Wales has accepted a target to cut carbon emissions by 95% by 2050 - but wants to go further and reach "net zero", the Welsh Government has said.
The Committee on Climate Change (CCC) set out the recommendation in May, saying Wales could only reach a 95% reduction due to the importance of the farming industry to rural communities.
A farming union said it recognised the contribution farmers needed to make.
The UK government has announced a "net zero" target by 2050.
Lesley Griffiths AM said the Welsh Government would bring regulations to the assembly to amend its target.
Ms Griffiths, the minister for environment, energy and rural affairs, said: "I want to go further and I am declaring our ambition to bring forward a target for Wales to achieve net zero emissions no later than 2050."
In March, the Welsh Government published its low carbon plan containing detailed sector-by-sector emissions profiles and 100 policies and proposals to achieve a low-carbon Wales.
Ms Griffiths later declared a climate emergency hoping it would trigger "a wave of action".
The Welsh Government will bring regulations to the assembly next year to amend the existing 2050 target and budgets as necessary.

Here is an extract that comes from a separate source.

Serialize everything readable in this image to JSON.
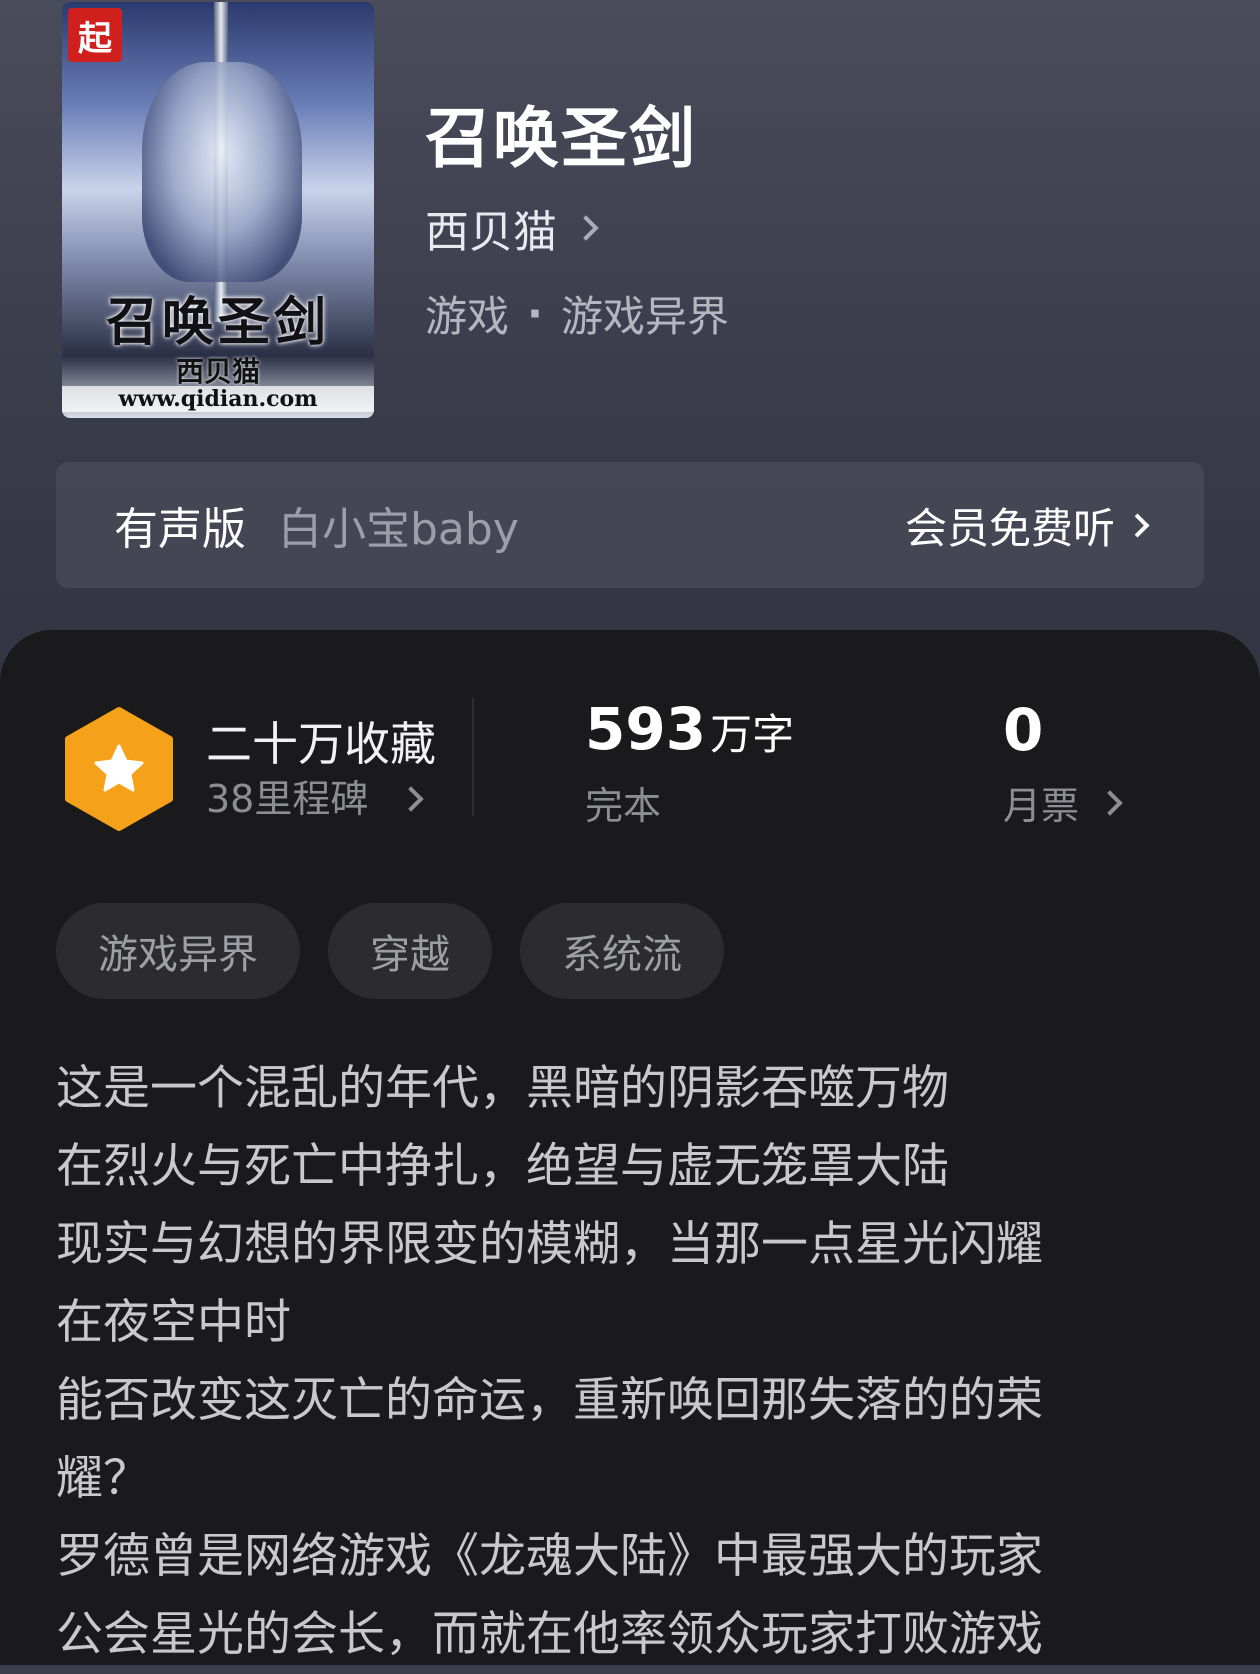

Ms Griffiths also urged the UK government to ensure the costs of moving to net zero are spread across the UK and called for closer collaboration across all governments.
She said: "I have requested a meeting with my UK and Scottish counterparts to discuss how we will rise to the challenge of climate change together."
John Davies, president of the National Farmers' Union, said it had already outlined that improvements in productivity, carbon capture and renewable energy production were the most effective ways to realise such ambitions.
He added that agriculture contributes 12% to Wales' overall emissions "and we absolutely recognise the contribution we have to make in tackling climate change".
"Our organisations are aligned: acting to tackle damaging climate change is vital."
Analysis by BBC Wales environment correspondent Steffan Messenger
The actual target the Welsh Government will put in law is for a 95% cut in emissions, but they say their ambition is to go even further.
It has been described as "brilliant news" by the Committee on Climate Change, which advises them.
But in its latest report, the committee warned that reaching a net-zero goal would be more challenging for Wales than the rest of the UK.
It is partly because there is less space here to plant vast forests of trees to soak up carbon dioxide than in Scotland.
But it is also because sheep and cattle farming is so important to rural parts of the country. To put it politely, reducing the methane emitted from either end of their digestive systems is difficult.
The farming industry says it is up for the challenge though, with NFU Cymru suggesting the sector could achieve net-zero emissions by 2040.
Changes to the subsidy scheme for farmers after Brexit will put more emphasis on paying them to help fight climate change too.
Another hurdle is that Wales' emissions from burning fossil fuels look high, but that's because a lot of the electricity is exported to England.
For instance, Wales accounts for 6% of the UK's electricity needs, but hosts 19% of its natural gas power stations.
The power to change that is largely down to the UK government, which is why Welsh environment minister Lesley Griffiths has said a more "collaborative approach" is needed if both the UK's and Wales' targets are to be met.